ABSTRACT
Speech emotion recognition (SER) has received significant attention recently and seems to be a critical aspect of human-computer interaction. The performance of the recent methods is not at the expected level there are many different strategies have been developed for SER. In the present situation, communication, non-verbal vocalisation, with a vocal sound plays an essential role in emotional expression. The multimodal database is considered for which the hybridised model of the audio-visual dependent emotion identification model is proposed. In this research, the optimised deep NN is used to recognise emotions from multimodal input data.
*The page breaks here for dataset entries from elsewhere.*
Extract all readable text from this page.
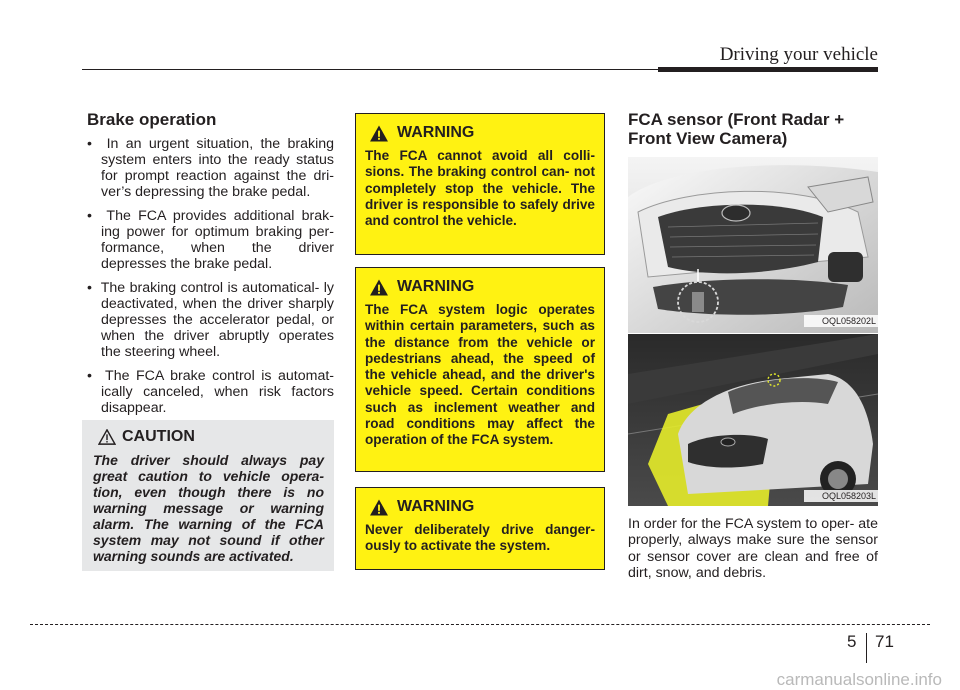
Driving your vehicle
Brake operation
•  In an urgent situation, the braking system enters into the ready status for prompt reaction against the dri- ver’s depressing the brake pedal.
•  The FCA provides additional brak- ing power for optimum braking per- formance, when the driver depresses the brake pedal.
•  The braking control is automatical- ly deactivated, when the driver sharply depresses the accelerator pedal, or when the driver abruptly operates the steering wheel.
•  The FCA brake control is automat- ically canceled, when risk factors disappear.
CAUTION
The driver should always pay great caution to vehicle opera- tion, even though there is no warning message or warning alarm. The warning of the FCA system may not sound if other warning sounds are activated.
WARNING
The FCA cannot avoid all colli- sions. The braking control can- not completely stop the vehicle. The driver is responsible to safely drive and control the vehicle.
WARNING
The FCA system logic operates within certain parameters, such as the distance from the vehicle or pedestrians ahead, the speed of the vehicle ahead, and the driver's vehicle speed. Certain conditions such as inclement weather and road conditions may affect the operation of the FCA system.
WARNING
Never deliberately drive danger- ously to activate the system.
FCA sensor (Front Radar +
Front View Camera)
OQL058202L
OQL058203L
In order for the FCA system to oper- ate properly, always make sure the sensor or sensor cover are clean and free of dirt, snow, and debris.
5 71
carmanualsonline.info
For better performance in emotion recognition, the learner memorising optimisation fine-tunes the hyperparameters involved in the deep NN network classifier. The hybrid texture feature descriptor is proposed to improve classification outcomes from audio-video signals as well as accuracy. The learner memorising optimisation is used in the deep NN classifier to obtain the ideal parameters involved in exploring space with high accuracy. The metric values of the learner memorising optimisation-based deep NN have been evaluated using the Enter face’05 database and the proposed method obtained 97.490% accuracy, 98% sensitivity, and 97.490% specificity for the K-fold value 10% and 96.928%, 98.80%, and 96.928% for 90% training data.
Disclosure statement
No potential conflict of interest was reported by the author(s).